L’enfer est à lui.
6.0 Après l’imposante déception que constitua Histoire de Judas (2015), film aussi mal fichu, doctoral qu’ampoulé, je suis ravi de retrouver RAZ un peu plus simple et inspiré, un peu plus lui, en somme. Il y a sept ans, Les chants de Mandrin avait amorcé un étrange virage, beau, abstrait mais dangereux. Terminal sud semble plutôt reprendre là où il se situait au moment de Dernier maquis. Mais une donnée a changé : Si c’est la première fois que l’auteur ne joue pas dans son propre film, c’est aussi la première fois qu’il offre le premier rôle à une star. Ramzy chez Rabah Aimeur-Zaïmeche, sur le papier c’est un joli Kamoulox – même s’il était déjà présent dans Bled number one – mais dans les faits ça fonctionne, pour la simple et bonne raison que l’acteur ne vampirise jamais le film, au contraire il s’y fond au point qu’on oublie qu’il est Ramzy. Il joue et il est ce médecin hospitalier passionné mais au bout du rouleau.
Terminal sud a ceci de singulier qu’il est un film sans lieu, sans temporalité. Est-ce l’Algérie ? La France ? Hier, aujourd’hui, demain ? On n’en saura rien. On sait juste qu’il se déroule quelque part autour de la Méditerranée. L’abstraction a toujours fait partie intégrante du cinéma de RAZ, on se souvient de ce magnifique mur de palettes rouges, infranchissable, dans son meilleur film Dernier maquis. Dans ce drôle d’espace-temps, c’est le chaos. On ne sait plus très bien à qui se fier. Un bus est arrêté par des militaires à un barrage, ses occupants tous menacés et dépouillés, sans sommations. Un médecin reçoit plusieurs menaces de mort. Des journalistes sont enlevés, d’autres tués. Des terroristes sont retranchés dans la montagne comme des maquisards. Il faudra aussi passer par une scène de torture, avant que l’on rencontre Charly, une providence cachée dans une campagne qui ressemble à La Camargue.

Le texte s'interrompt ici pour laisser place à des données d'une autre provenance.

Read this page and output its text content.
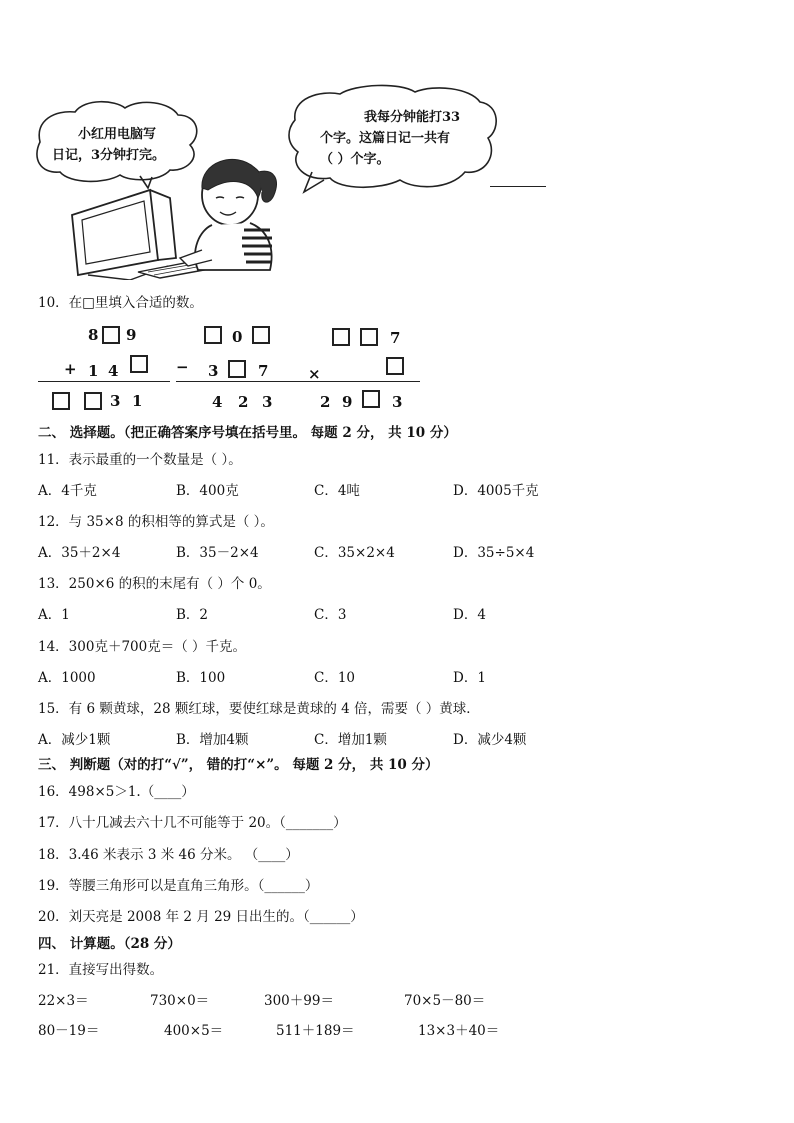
小红用电脑写
日记，3分钟打完。
我每分钟能打33
个字。这篇日记一共有
（ ）个字。
10．在□里填入合适的数。
8 9
+ 1 4
3 1
0
− 3	7
4 2 3
7
×
2 9	3
二、 选择题。（把正确答案序号填在括号里。 每题 2 分， 共 10 分）
11．表示最重的一个数量是（ ）。
A．4千克	B．400克	C．4吨	D．4005千克
12．与 35×8 的积相等的算式是（ ）。
A．35＋2×4	B．35－2×4	C．35×2×4	D．35÷5×4
13．250×6 的积的末尾有（ ）个 0。
A．1	B．2	C．3	D．4
14．300克＋700克＝（ ）千克。
A．1000	B．100	C．10	D．1
15．有 6 颗黄球，28 颗红球，要使红球是黄球的 4 倍，需要（ ）黄球．
A．减少1颗	B．增加4颗	C．增加1颗	D．减少4颗
三、 判断题（对的打“√”， 错的打“×”。 每题 2 分， 共 10 分）
16．498×5＞1.（____）
17．八十几减去六十几不可能等于 20。（_______）
18．3.46 米表示 3 米 46 分米。 （____）
19．等腰三角形可以是直角三角形。（______）
20．刘天亮是 2008 年 2 月 29 日出生的。（______）
四、 计算题。（28 分）
21．直接写出得数。
22×3＝	730×0＝	300＋99＝	70×5－80＝
80－19＝	400×5＝	511＋189＝	13×3＋40＝
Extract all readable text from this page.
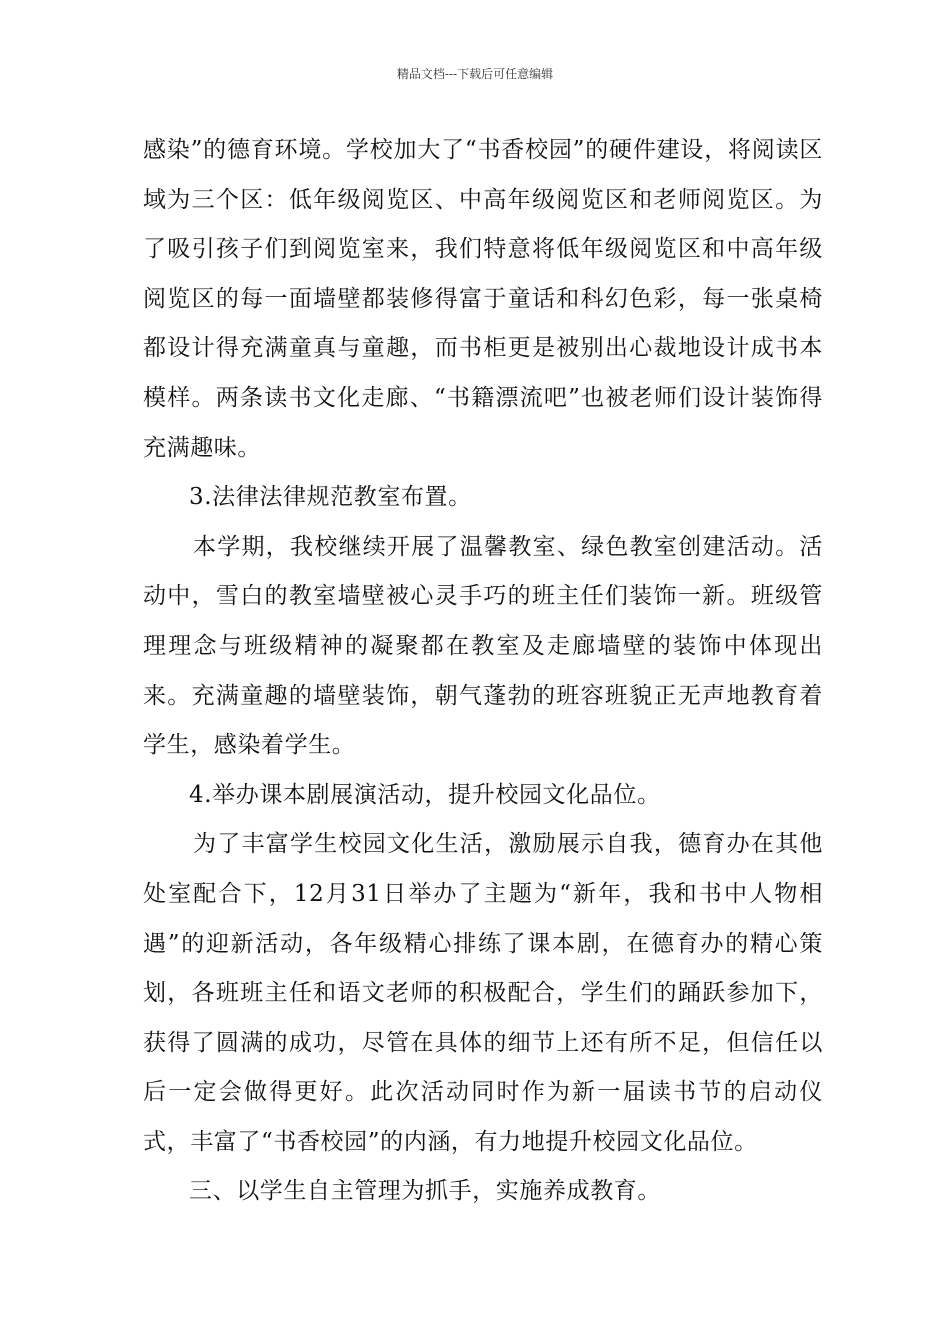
精品文档---下载后可任意编辑

感染”的德育环境。学校加大了“书香校园”的硬件建设，将阅读区域为三个区：低年级阅览区、中高年级阅览区和老师阅览区。为了吸引孩子们到阅览室来，我们特意将低年级阅览区和中高年级阅览区的每一面墙壁都装修得富于童话和科幻色彩，每一张桌椅都设计得充满童真与童趣，而书柜更是被别出心裁地设计成书本模样。两条读书文化走廊、“书籍漂流吧”也被老师们设计装饰得充满趣味。

3.法律法律规范教室布置。

本学期，我校继续开展了温馨教室、绿色教室创建活动。活动中，雪白的教室墙壁被心灵手巧的班主任们装饰一新。班级管理理念与班级精神的凝聚都在教室及走廊墙壁的装饰中体现出来。充满童趣的墙壁装饰，朝气蓬勃的班容班貌正无声地教育着学生，感染着学生。

4.举办课本剧展演活动，提升校园文化品位。

为了丰富学生校园文化生活，激励展示自我，德育办在其他处室配合下，12月31日举办了主题为“新年，我和书中人物相遇”的迎新活动，各年级精心排练了课本剧，在德育办的精心策划，各班班主任和语文老师的积极配合，学生们的踊跃参加下，获得了圆满的成功，尽管在具体的细节上还有所不足，但信任以后一定会做得更好。此次活动同时作为新一届读书节的启动仪式，丰富了“书香校园”的内涵，有力地提升校园文化品位。

三、以学生自主管理为抓手，实施养成教育。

C’est un beau film, mais il lui manque une aspérité romanesque. On sent que RAZ l’écrit mais s’y refuse, lui préférant quelque chose de plus indomptable, en apesanteur, qui délivre des échos, et s’avère in fine assez superficiel – la relation conjugale, l’assassinat d’un proche – qui ne touche jamais vraiment alors que tout est là pour être absolument bouleversant. En fait, on a la sensation que le film se refuse à percer la carapace de ce toubib, à comprendre le pourquoi de son entêtement (Est-ce pour saluer la résistance de son père ?) le laissant dans une opacité un peu triste, distancée, face à l’oppression et l’obscurantisme général. Mais comme d’habitude avec RAZ – qui propose là son sixième film en vingt ans – le film bien qu’assez diffus, impénétrable, flottant est émaillé de fulgurances. C’est sa force.